Llamó al comedor de Balliol, pero siguió sin obtener respuesta. Volvió a la zona de espera, deseando que Gilchrist estuviera allí. No la encontró, pero sí a los dos auxiliares médicos, hablando con una enfermera. Gilchrist probablemente había vuelto a Brasenose para planear su siguiente lanzamiento. Tal vez enviaría a Kivrin directamente a la Peste Negra para que hiciera observaciones directas.

– Está usted aquí -dijo la enfermera-. Temía que se hubiera marchado. ¿Tendría la bondad de acompañarme?

Dunworthy había supuesto que le hablaba a él, pero los auxiliares lo siguieron.

– Aquí estamos, pues -dijo ella, abriéndoles una puerta. Los auxiliares entraron en fila-. Hay té en el carrito, y un aseo justo allí.

– ¿Cuándo podré ver a Badri Chaudhuri? -preguntó Dunworthy, sosteniendo la puerta para que ella no la cerrara.

– La doctora Ahrens le atenderá directamente -respondió la enfermera, y cerró la puerta de todas formas.

La auxiliar estaba ya sentada en una silla, las manos en los bolsillos.

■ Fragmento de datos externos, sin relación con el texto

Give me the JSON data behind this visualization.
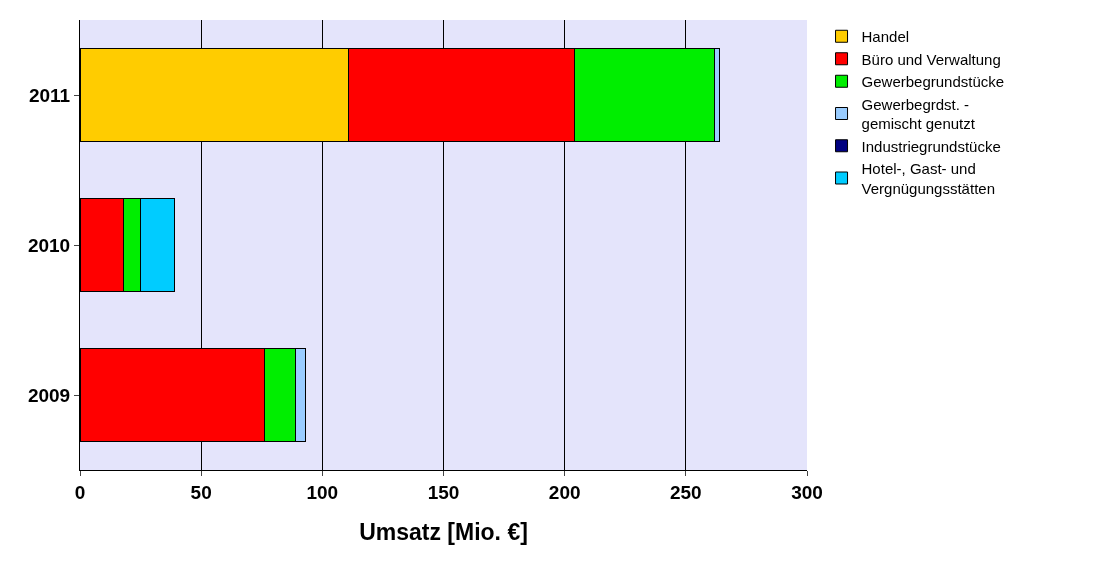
{
  "chart_data": {
    "type": "bar",
    "orientation": "horizontal",
    "stacked": true,
    "xlabel": "Umsatz [Mio. €]",
    "categories": [
      "2011",
      "2010",
      "2009"
    ],
    "xlim": [
      0,
      300
    ],
    "xticks": [
      0,
      50,
      100,
      150,
      200,
      250,
      300
    ],
    "grid": "x",
    "legend": "right",
    "series": [
      {
        "name": "Handel",
        "color": "#ffcc00",
        "values": [
          111,
          null,
          null
        ]
      },
      {
        "name": "Büro und Verwaltung",
        "color": "#ff0000",
        "values": [
          93,
          18,
          76
        ]
      },
      {
        "name": "Gewerbegrundstücke",
        "color": "#00ee00",
        "values": [
          58,
          7,
          13
        ]
      },
      {
        "name": "Gewerbegrdst. -\ngemischt genutzt",
        "color": "#99ccff",
        "values": [
          2,
          null,
          4
        ]
      },
      {
        "name": "Industriegrundstücke",
        "color": "#000080",
        "values": [
          null,
          null,
          null
        ]
      },
      {
        "name": "Hotel-, Gast- und\nVergnügungsstätten",
        "color": "#00ccff",
        "values": [
          null,
          14,
          null
        ]
      }
    ]
  }
}
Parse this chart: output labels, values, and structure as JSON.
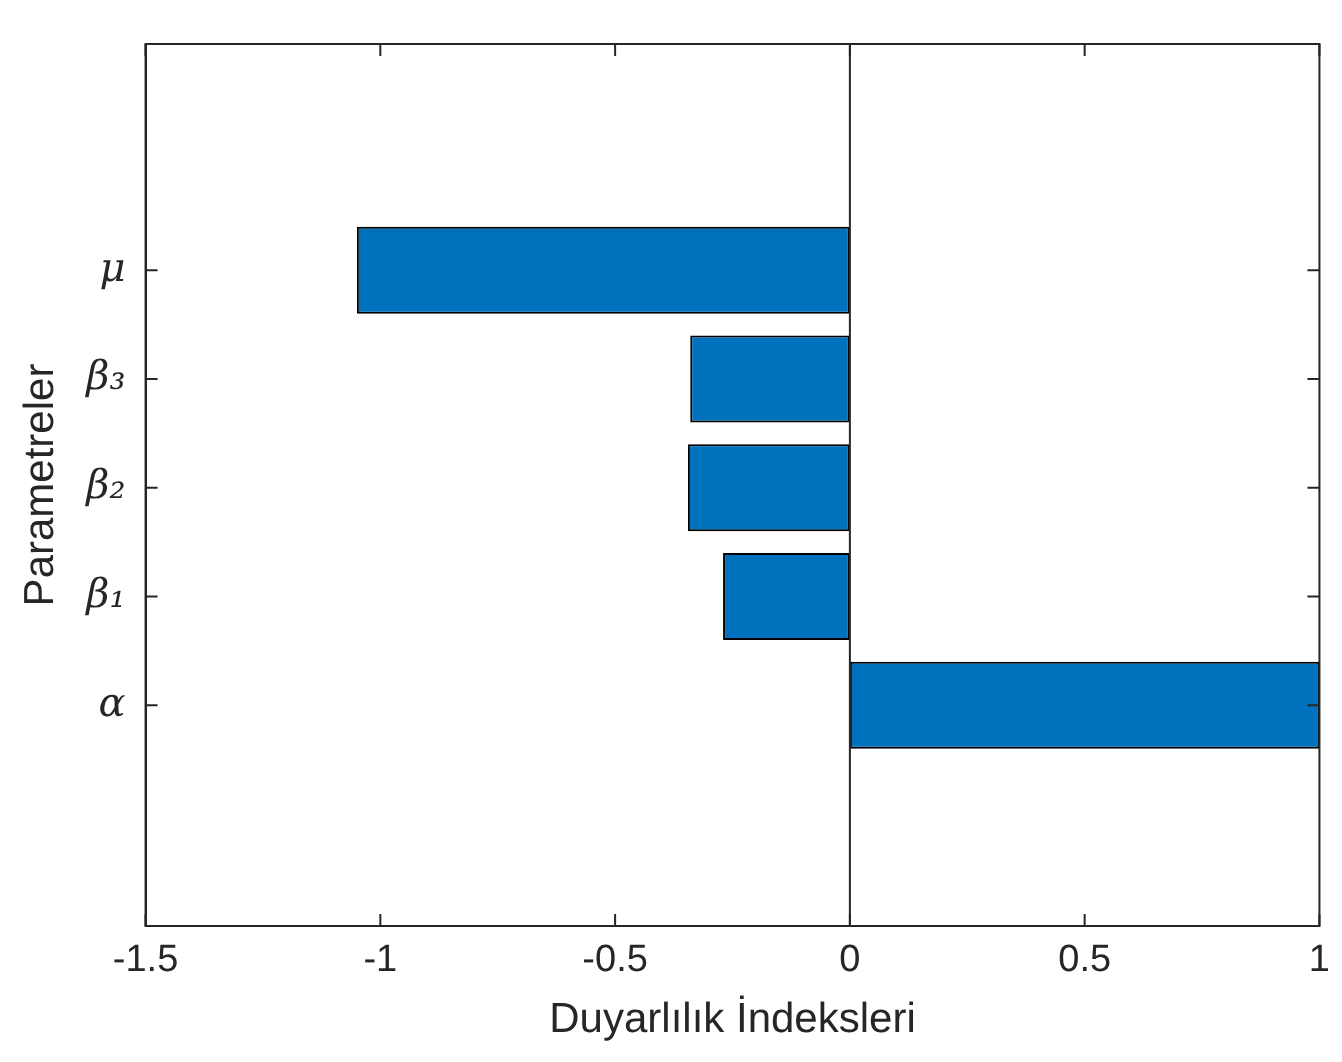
{
  "chart_data": {
    "type": "bar",
    "orientation": "horizontal",
    "xlabel": "Duyarlılık İndeksleri",
    "ylabel": "Parametreler",
    "categories": [
      "μ",
      "β₃",
      "β₂",
      "β₁",
      "α"
    ],
    "values": [
      -1.05,
      -0.34,
      -0.345,
      -0.27,
      1.0
    ],
    "color": "#0072bd",
    "xlim": [
      -1.5,
      1
    ],
    "xticks": [
      -1.5,
      -1,
      -0.5,
      0,
      0.5,
      1
    ],
    "ref_lines": [
      {
        "axis": "x",
        "value": 0,
        "color": "#262626"
      }
    ],
    "grid": false,
    "legend": false
  }
}
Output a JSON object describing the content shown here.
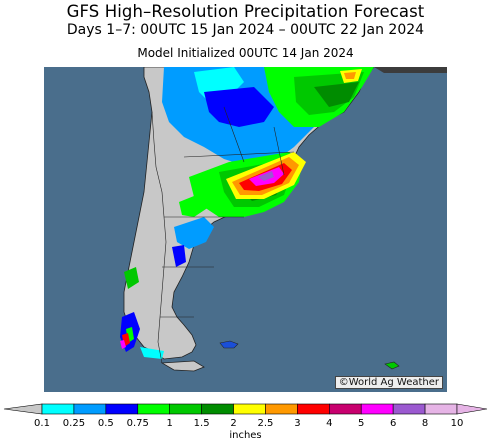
{
  "title": "GFS High–Resolution Precipitation Forecast",
  "subtitle": "Days 1–7: 00UTC 15 Jan 2024 – 00UTC 22 Jan 2024",
  "init_line": "Model Initialized 00UTC 14 Jan 2024",
  "credit": "©World Ag Weather",
  "legend": {
    "units": "inches",
    "ticks": [
      "0.1",
      "0.25",
      "0.5",
      "0.75",
      "1",
      "1.5",
      "2",
      "2.5",
      "3",
      "4",
      "5",
      "6",
      "8",
      "10"
    ],
    "colors": [
      "#00ffff",
      "#009cff",
      "#0000ff",
      "#00ff00",
      "#00c800",
      "#008c00",
      "#ffff00",
      "#ff9900",
      "#ff0000",
      "#c8006e",
      "#ff00ff",
      "#9b59d0",
      "#e6b4e6"
    ]
  },
  "colors": {
    "ocean": "#4a6e8c",
    "land_no_precip": "#c8c8c8",
    "outside_domain": "#3c3c3c"
  }
}
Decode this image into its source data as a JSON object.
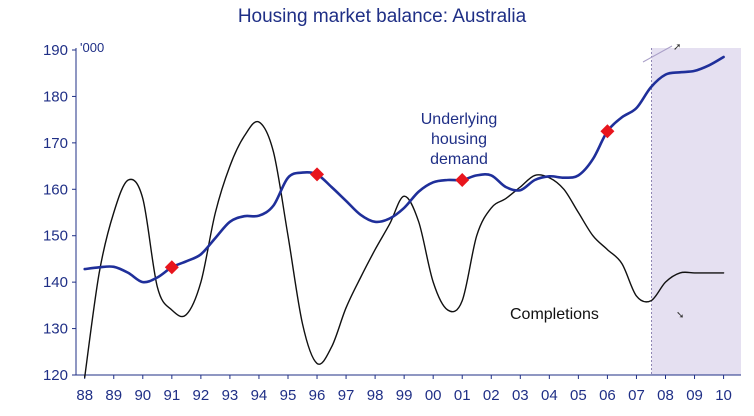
{
  "chart_data": {
    "type": "line",
    "title": "Housing market balance: Australia",
    "unit_label": "'000",
    "xlabel": "",
    "ylabel": "",
    "ylim": [
      120,
      190
    ],
    "yticks": [
      "120",
      "130",
      "140",
      "150",
      "160",
      "170",
      "180",
      "190"
    ],
    "categories": [
      "88",
      "89",
      "90",
      "91",
      "92",
      "93",
      "94",
      "95",
      "96",
      "97",
      "98",
      "99",
      "00",
      "01",
      "02",
      "03",
      "04",
      "05",
      "06",
      "07",
      "08",
      "09",
      "10"
    ],
    "x": [
      88,
      88.5,
      89,
      89.5,
      90,
      90.5,
      91,
      91.5,
      92,
      92.5,
      93,
      93.5,
      94,
      94.5,
      95,
      95.5,
      96,
      96.5,
      97,
      97.5,
      98,
      98.5,
      99,
      99.5,
      100,
      100.5,
      101,
      101.5,
      102,
      102.5,
      103,
      103.5,
      104,
      104.5,
      105,
      105.5,
      106,
      106.5,
      107,
      107.5,
      108,
      108.5,
      109,
      109.5,
      110
    ],
    "series": [
      {
        "name": "Underlying housing demand",
        "color": "#1f2f9a",
        "values": [
          142.8,
          143.2,
          143.3,
          142.0,
          140.0,
          141.0,
          143.2,
          144.5,
          146.0,
          149.5,
          153.0,
          154.2,
          154.3,
          156.5,
          162.5,
          163.6,
          163.2,
          160.5,
          157.5,
          154.5,
          153.0,
          153.7,
          156.0,
          159.5,
          161.5,
          162.0,
          162.0,
          163.0,
          163.0,
          160.5,
          159.8,
          162.0,
          162.8,
          162.5,
          163.0,
          166.5,
          172.5,
          175.5,
          177.5,
          182.0,
          184.7,
          185.2,
          185.5,
          186.7,
          188.5
        ]
      },
      {
        "name": "Completions",
        "color": "#111111",
        "values": [
          119.5,
          142.0,
          155.0,
          162.0,
          158.0,
          139.0,
          134.0,
          133.0,
          140.0,
          155.0,
          165.0,
          171.5,
          174.5,
          168.0,
          150.0,
          131.0,
          122.5,
          126.0,
          134.5,
          141.0,
          147.0,
          152.5,
          158.5,
          153.0,
          140.0,
          134.0,
          136.0,
          150.0,
          156.0,
          158.0,
          160.5,
          163.0,
          162.5,
          160.0,
          155.0,
          150.0,
          147.0,
          144.0,
          137.0,
          136.0,
          140.0,
          142.0,
          142.0,
          142.0,
          142.0
        ]
      }
    ],
    "markers": {
      "color": "#e8151d",
      "points": [
        [
          91,
          143.2
        ],
        [
          96,
          163.2
        ],
        [
          101,
          162.0
        ],
        [
          106,
          172.5
        ]
      ]
    },
    "shaded_region": {
      "from": 108,
      "to": 110,
      "color": "#dcd6ec"
    },
    "annotations": {
      "demand_label": [
        "Underlying",
        "housing",
        "demand"
      ],
      "completions_label": "Completions"
    },
    "grid": false,
    "legend": "none"
  }
}
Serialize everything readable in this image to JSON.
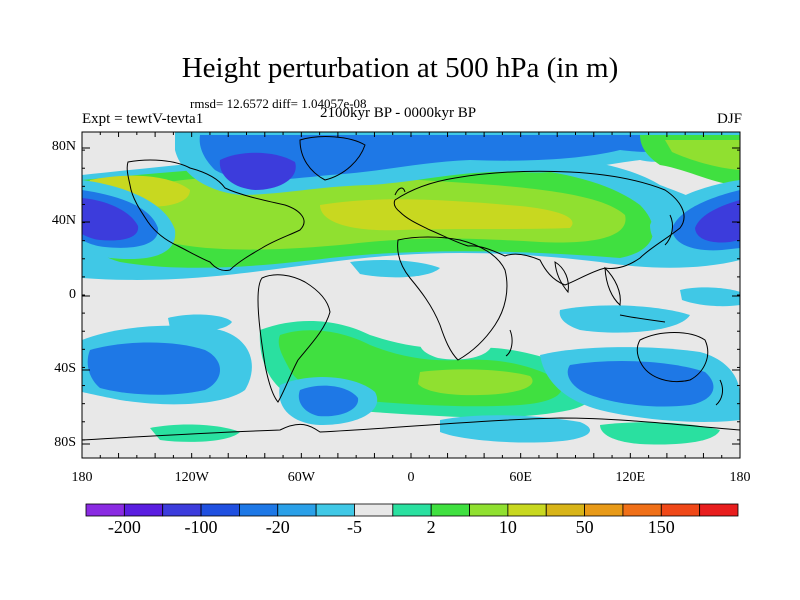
{
  "title": "Height perturbation at 500 hPa (in m)",
  "stats": "rmsd= 12.6572 diff= 1.04057e-08",
  "period": "2100kyr BP - 0000kyr BP",
  "experiment": "Expt = tewtV-tevta1",
  "season": "DJF",
  "lat_labels": [
    "80N",
    "40N",
    "0",
    "40S",
    "80S"
  ],
  "lon_labels": [
    "180",
    "120W",
    "60W",
    "0",
    "60E",
    "120E",
    "180"
  ],
  "colorbar": {
    "labels": [
      "-200",
      "-100",
      "-20",
      "-5",
      "2",
      "10",
      "50",
      "150"
    ],
    "colors": [
      "#8a2be2",
      "#5a1ee0",
      "#3c3cdc",
      "#2050e0",
      "#1e78e6",
      "#2aa0e8",
      "#40c8e6",
      "#e8e8e8",
      "#2ae0a0",
      "#40e040",
      "#90e030",
      "#c8d820",
      "#d8b418",
      "#e89a18",
      "#f07018",
      "#f04818",
      "#e81e1e"
    ]
  },
  "map_colors": {
    "neutral": "#e8e8e8",
    "light_blue": "#40c8e6",
    "mid_blue": "#1e78e6",
    "deep_blue": "#3c3cdc",
    "aqua": "#2ae0a0",
    "green": "#40e040",
    "yellow_green": "#90e030",
    "yellow": "#c8d820",
    "coast": "#000000"
  }
}
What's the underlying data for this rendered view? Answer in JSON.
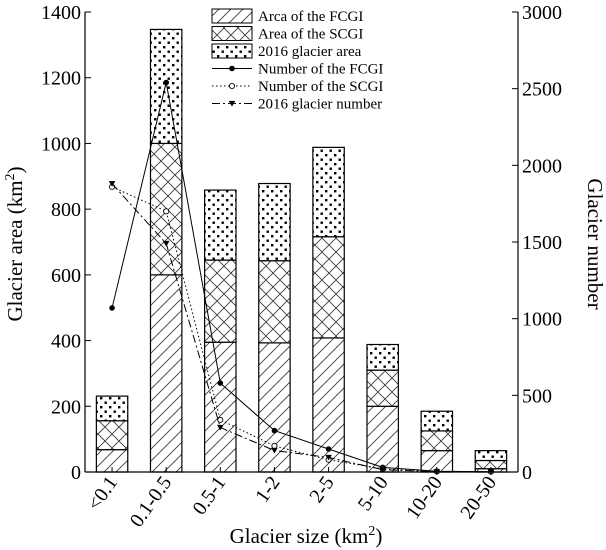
{
  "chart_data": {
    "type": "bar",
    "title": "",
    "xlabel": "Glacier size (km",
    "xlabel_sup": "2",
    "xlabel_end": ")",
    "ylabel": "Glacier area (km",
    "ylabel_sup": "2",
    "ylabel_end": ")",
    "y2label": "Glacier number",
    "ylim": [
      0,
      1400
    ],
    "y2lim": [
      0,
      3000
    ],
    "yticks": [
      "0",
      "200",
      "400",
      "600",
      "800",
      "1000",
      "1200",
      "1400"
    ],
    "y2ticks": [
      "0",
      "500",
      "1000",
      "1500",
      "2000",
      "2500",
      "3000"
    ],
    "categories": [
      "<0.1",
      "0.1-0.5",
      "0.5-1",
      "1-2",
      "2-5",
      "5-10",
      "10-20",
      "20-50"
    ],
    "stacked_series": [
      {
        "name": "Arca of the FCGI",
        "pattern": "diagonal",
        "values": [
          68,
          600,
          395,
          393,
          408,
          200,
          65,
          10
        ]
      },
      {
        "name": "Area of the SCGI",
        "pattern": "crosshatch",
        "values": [
          88,
          400,
          250,
          250,
          308,
          110,
          60,
          25
        ]
      },
      {
        "name": "2016 glacier area",
        "pattern": "dots",
        "values": [
          75,
          347,
          213,
          235,
          272,
          78,
          60,
          30
        ]
      }
    ],
    "line_series": [
      {
        "name": "Number of the FCGI",
        "style": "solid",
        "marker": "filled-circle",
        "values": [
          1070,
          2540,
          580,
          270,
          150,
          30,
          5,
          2
        ]
      },
      {
        "name": "Number of the SCGI",
        "style": "dotted",
        "marker": "open-circle",
        "values": [
          1860,
          1700,
          340,
          170,
          80,
          20,
          3,
          2
        ]
      },
      {
        "name": "2016 glacier number",
        "style": "dashdot",
        "marker": "filled-triangle-down",
        "values": [
          1880,
          1490,
          290,
          140,
          95,
          15,
          2,
          1
        ]
      }
    ],
    "legend_position": "top-center",
    "grid": false
  }
}
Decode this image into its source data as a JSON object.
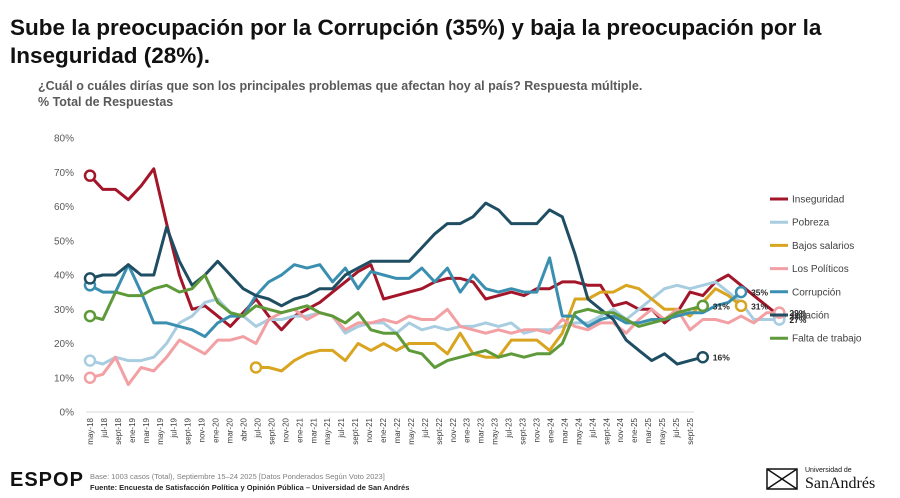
{
  "header": {
    "title": "Sube la preocupación por la Corrupción (35%) y baja la preocupación por la Inseguridad (28%).",
    "question": "¿Cuál o cuáles dirías que son los principales problemas que afectan hoy al país? Respuesta múltiple.",
    "base_label": "% Total de Respuestas"
  },
  "footer": {
    "base": "Base: 1003 casos (Total), Septiembre 15–24 2025 [Datos Ponderados Según Voto 2023]",
    "source": "Fuente: Encuesta de Satisfacción Política y Opinión Pública – Universidad de San Andrés",
    "logo_left": "ESPOP",
    "logo_right_small": "Universidad de",
    "logo_right_big": "SanAndrés"
  },
  "chart_data": {
    "type": "line",
    "title": "Sube la preocupación por la Corrupción (35%) y baja la preocupación por la Inseguridad (28%).",
    "ylabel": "% Total de Respuestas",
    "ylim": [
      0,
      80
    ],
    "yticks": [
      "0%",
      "10%",
      "20%",
      "30%",
      "40%",
      "50%",
      "60%",
      "70%",
      "80%"
    ],
    "x_count": 48,
    "x_labels": [
      "may-18",
      "jul-18",
      "sept-18",
      "ene-19",
      "mar-19",
      "may-19",
      "jul-19",
      "sept-19",
      "nov-19",
      "ene-20",
      "mar-20",
      "abr-20",
      "jul-20",
      "sept-20",
      "nov-20",
      "ene-21",
      "mar-21",
      "may-21",
      "jul-21",
      "sept-21",
      "nov-21",
      "ene-22",
      "mar-22",
      "may-22",
      "jul-22",
      "sept-22",
      "nov-22",
      "ene-23",
      "mar-23",
      "may-23",
      "jul-23",
      "sept-23",
      "nov-23",
      "ene-24",
      "mar-24",
      "may-24",
      "jul-24",
      "sept-24",
      "nov-24",
      "ene-25",
      "mar-25",
      "may-25",
      "jul-25",
      "sept-25"
    ],
    "x_label_positions": [
      0,
      1,
      3,
      4,
      5,
      6,
      7,
      8,
      9,
      10,
      11,
      12,
      13,
      14,
      15,
      16,
      17,
      18,
      19,
      20,
      21,
      22,
      23,
      24,
      25,
      26,
      27,
      28,
      29,
      30,
      31,
      32,
      33,
      34,
      35,
      36,
      37,
      38,
      39,
      40,
      41,
      42,
      43,
      44
    ],
    "legend_position": "right",
    "series": [
      {
        "name": "Inseguridad",
        "color": "#a3162a",
        "start": 0,
        "end_label": "28%",
        "values": [
          69,
          65,
          65,
          62,
          66,
          71,
          55,
          40,
          30,
          31,
          28,
          25,
          29,
          33,
          28,
          24,
          28,
          30,
          32,
          35,
          38,
          41,
          43,
          33,
          34,
          35,
          36,
          38,
          39,
          39,
          38,
          33,
          34,
          35,
          34,
          36,
          36,
          38,
          38,
          37,
          37,
          31,
          32,
          30,
          30,
          26,
          29,
          35,
          34,
          38,
          40,
          37,
          34,
          31,
          28
        ]
      },
      {
        "name": "Pobreza",
        "color": "#a8cde0",
        "start": 0,
        "end_label": "27%",
        "values": [
          15,
          14,
          16,
          15,
          15,
          16,
          20,
          26,
          28,
          32,
          33,
          29,
          28,
          25,
          27,
          27,
          28,
          28,
          29,
          28,
          23,
          25,
          26,
          26,
          23,
          26,
          24,
          25,
          24,
          25,
          25,
          26,
          25,
          26,
          23,
          24,
          24,
          25,
          26,
          26,
          28,
          30,
          27,
          30,
          33,
          36,
          37,
          36,
          37,
          38,
          35,
          32,
          27,
          27,
          27
        ]
      },
      {
        "name": "Bajos salarios",
        "color": "#d9a520",
        "start": 13,
        "end_label": "31%",
        "values": [
          13,
          13,
          12,
          15,
          17,
          18,
          18,
          15,
          20,
          18,
          20,
          18,
          20,
          20,
          20,
          17,
          23,
          17,
          16,
          16,
          21,
          21,
          21,
          18,
          23,
          33,
          33,
          35,
          35,
          37,
          36,
          33,
          30,
          30,
          28,
          32,
          36,
          34,
          31
        ]
      },
      {
        "name": "Los Políticos",
        "color": "#f2a0a4",
        "start": 0,
        "end_label": "29%",
        "values": [
          10,
          11,
          16,
          8,
          13,
          12,
          16,
          21,
          19,
          17,
          21,
          21,
          22,
          20,
          27,
          29,
          30,
          27,
          29,
          28,
          24,
          26,
          26,
          27,
          26,
          28,
          27,
          27,
          30,
          25,
          24,
          23,
          24,
          23,
          24,
          24,
          23,
          27,
          25,
          24,
          26,
          26,
          23,
          27,
          30,
          27,
          30,
          24,
          27,
          27,
          26,
          28,
          26,
          29,
          29
        ]
      },
      {
        "name": "Corrupción",
        "color": "#3a8fb0",
        "start": 0,
        "end_label": "35%",
        "values": [
          37,
          35,
          35,
          43,
          35,
          26,
          26,
          25,
          24,
          22,
          26,
          28,
          28,
          34,
          38,
          40,
          43,
          42,
          43,
          38,
          42,
          36,
          41,
          40,
          39,
          39,
          42,
          38,
          42,
          35,
          40,
          36,
          35,
          36,
          35,
          35,
          45,
          28,
          28,
          25,
          27,
          28,
          26,
          26,
          27,
          27,
          28,
          29,
          29,
          31,
          32,
          35
        ]
      },
      {
        "name": "Inflación",
        "color": "#1f4e63",
        "start": 0,
        "end_label": "16%",
        "values": [
          39,
          40,
          40,
          43,
          40,
          40,
          54,
          44,
          37,
          40,
          44,
          40,
          36,
          34,
          33,
          31,
          33,
          34,
          36,
          36,
          40,
          42,
          44,
          44,
          44,
          44,
          48,
          52,
          55,
          55,
          57,
          61,
          59,
          55,
          55,
          55,
          59,
          57,
          46,
          33,
          30,
          27,
          21,
          18,
          15,
          17,
          14,
          15,
          16
        ]
      },
      {
        "name": "Falta de trabajo",
        "color": "#5e9a3a",
        "start": 0,
        "end_label": "31%",
        "values": [
          28,
          27,
          35,
          34,
          34,
          36,
          37,
          35,
          36,
          40,
          32,
          29,
          28,
          31,
          30,
          29,
          30,
          31,
          29,
          28,
          26,
          29,
          24,
          23,
          23,
          18,
          17,
          13,
          15,
          16,
          17,
          18,
          16,
          17,
          16,
          17,
          17,
          20,
          29,
          30,
          29,
          29,
          27,
          25,
          26,
          27,
          29,
          30,
          31
        ]
      }
    ]
  }
}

El hombre se hallaba junto al carrito de té, enchufando la tetera eléctrica. Ninguno de ellos había hecho ninguna pregunta a la encargada mientras recorrían el pasillo, de forma que todo aquello tal vez fuera asunto de rutina, aunque Dunworthy no podía imaginar por qué querían ver a Badri. O por qué los habían llevado a todos aquí.